In practice I've seen a few kinds of expressions that would benefit from being tagged with stable ids: errors and translations. Each will likely need to be tracked and cross-referenced across multiple versions of a codebase, which may even have structural differences. For translations the most stable possible ID is valuable since churn in the unique key of the translation likely leads to paying translators to redo translations that are already done. For errors the advantage is in aggregating errors with the same fundamental cause in order to give engineers good data which will permit statistical analysis and integration across a range of products.

Here's what I imagine this looking like:

import { uid } from 'unique.stable.macro';

throw new CodedError('test', { code: uid`` });

When a file with those contents was saved, a generator would react and attempt to generate changes. unique.macro would find the empty uid tagged template string and would fill it with some unique identifier, resulting in something like this:

import { uid } from 'unique.stable.macro';

throw new CodedError('test', { code: uid`001F` });

Any further evaluations of the generator and the macro must not write the file at this point, or an infinite loop would be caused.

conartist6 commented 2 years ago

I think better terminology for this is a reentrant generator. A reentrant generator would understand whether it had already made a particular change, and would then avoid making it again. A once-and-only-once codemod could actually be a specific case of this general scenario where the codemod would overwrite a central file updating it with a value indicating that the codemod had run. I think it makes excellent sense for a codemod to store its state by modifying code. If this mechanism was embraced it would also mean excellent support for providing such functionality in non-js languages.

conartist6 commented 2 years ago

So what would the API requirements for a reentrant generator look like? It would need hashes to understand if the contents of a file had changed. We already have a system for grabbing mtime through watchman, and our standalone build process. We could add hashes to mtimes (or maybe eliminate mtimes?? not sure) and guarantee the stability aspect for all generators, which would be a big win actually even beyond codemods.

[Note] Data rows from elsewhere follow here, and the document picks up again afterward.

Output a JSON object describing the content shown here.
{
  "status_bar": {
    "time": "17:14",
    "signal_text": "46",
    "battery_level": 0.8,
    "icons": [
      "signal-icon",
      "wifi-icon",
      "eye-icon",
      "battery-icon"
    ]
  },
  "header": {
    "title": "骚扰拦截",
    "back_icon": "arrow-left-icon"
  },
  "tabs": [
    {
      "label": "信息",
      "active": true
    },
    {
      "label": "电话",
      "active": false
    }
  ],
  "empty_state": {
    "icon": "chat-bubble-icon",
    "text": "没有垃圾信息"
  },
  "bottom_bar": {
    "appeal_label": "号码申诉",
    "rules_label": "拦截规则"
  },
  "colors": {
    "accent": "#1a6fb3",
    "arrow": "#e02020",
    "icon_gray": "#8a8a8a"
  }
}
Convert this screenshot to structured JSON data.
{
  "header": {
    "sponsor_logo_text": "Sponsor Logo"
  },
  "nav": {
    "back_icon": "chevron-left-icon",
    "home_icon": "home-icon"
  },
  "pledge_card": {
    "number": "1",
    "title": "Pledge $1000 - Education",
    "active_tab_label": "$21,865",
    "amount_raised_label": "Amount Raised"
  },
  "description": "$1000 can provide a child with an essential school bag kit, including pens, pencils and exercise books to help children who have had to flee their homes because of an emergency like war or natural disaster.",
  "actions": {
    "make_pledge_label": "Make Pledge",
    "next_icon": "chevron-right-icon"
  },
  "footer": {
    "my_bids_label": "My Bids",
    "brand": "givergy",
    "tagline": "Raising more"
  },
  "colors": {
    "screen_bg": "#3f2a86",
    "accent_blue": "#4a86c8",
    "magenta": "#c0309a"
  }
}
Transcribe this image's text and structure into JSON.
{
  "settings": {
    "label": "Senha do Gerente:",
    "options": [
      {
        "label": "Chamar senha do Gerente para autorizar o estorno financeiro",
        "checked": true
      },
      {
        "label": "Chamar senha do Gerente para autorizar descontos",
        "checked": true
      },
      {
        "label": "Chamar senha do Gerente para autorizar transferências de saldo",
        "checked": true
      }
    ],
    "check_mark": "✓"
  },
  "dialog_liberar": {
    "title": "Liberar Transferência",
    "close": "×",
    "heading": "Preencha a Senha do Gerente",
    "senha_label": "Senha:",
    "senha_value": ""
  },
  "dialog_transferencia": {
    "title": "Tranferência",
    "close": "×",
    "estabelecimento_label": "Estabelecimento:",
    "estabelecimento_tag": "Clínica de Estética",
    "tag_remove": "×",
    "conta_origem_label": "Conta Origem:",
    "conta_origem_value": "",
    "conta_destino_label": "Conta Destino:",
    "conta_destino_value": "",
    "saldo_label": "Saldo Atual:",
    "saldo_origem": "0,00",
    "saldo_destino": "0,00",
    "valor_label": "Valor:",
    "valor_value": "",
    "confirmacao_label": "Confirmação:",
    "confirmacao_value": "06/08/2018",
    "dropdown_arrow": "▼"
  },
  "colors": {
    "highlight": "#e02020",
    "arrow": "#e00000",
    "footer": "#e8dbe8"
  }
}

I believe it should be generally illegal for map to overwrite its own source unless the generator opts into such behavior by specifying a codemod: true property. This would have the benefit of making the intent of such generators much more apparent to us, and might allow us to do better validation and messaging. Perhaps in a more general case it should also be illegal for a generator to overwrite a file known to be generated by a different generator, as this is also likely to violate our system design assumptions in ways that may not be immediately apparent.

conartist6 commented 2 years ago

Also RE the previous once-and-only-once codemode, a codemod generator itself would be another use case for a stable id, which could then be used in the places that track whether (and even perhaps where) I given mod had been applied. This would give mods the freedom to change path or name, which are other ways we might try to key them for reference elsewhere.

conartist6 commented 2 years ago

If macrome succeeds there codebases using it will contain more than one checked in transform of a given file. If there are two copies of the same file and both contain uid`001F`, then duplication of the macro call could lead to evaluations which make it appear as if the uniqueness constraint is violated. This could be dealt with in configuration by excluding the non-source-of-truth files from processing with the uniqueness generator, but I think we could probably do better by having the macro behave in such a way as to eliminate itself when not running inside a generator that is codemod: true. The result of evaluating macros in a non-codemod generator would then be:

throw new CodedError('test', { code: `001F` });

This suggests a need for some amount of communication between a generator and a macro evaluation context, which indeed we have a mechanism for that we use in async.macro.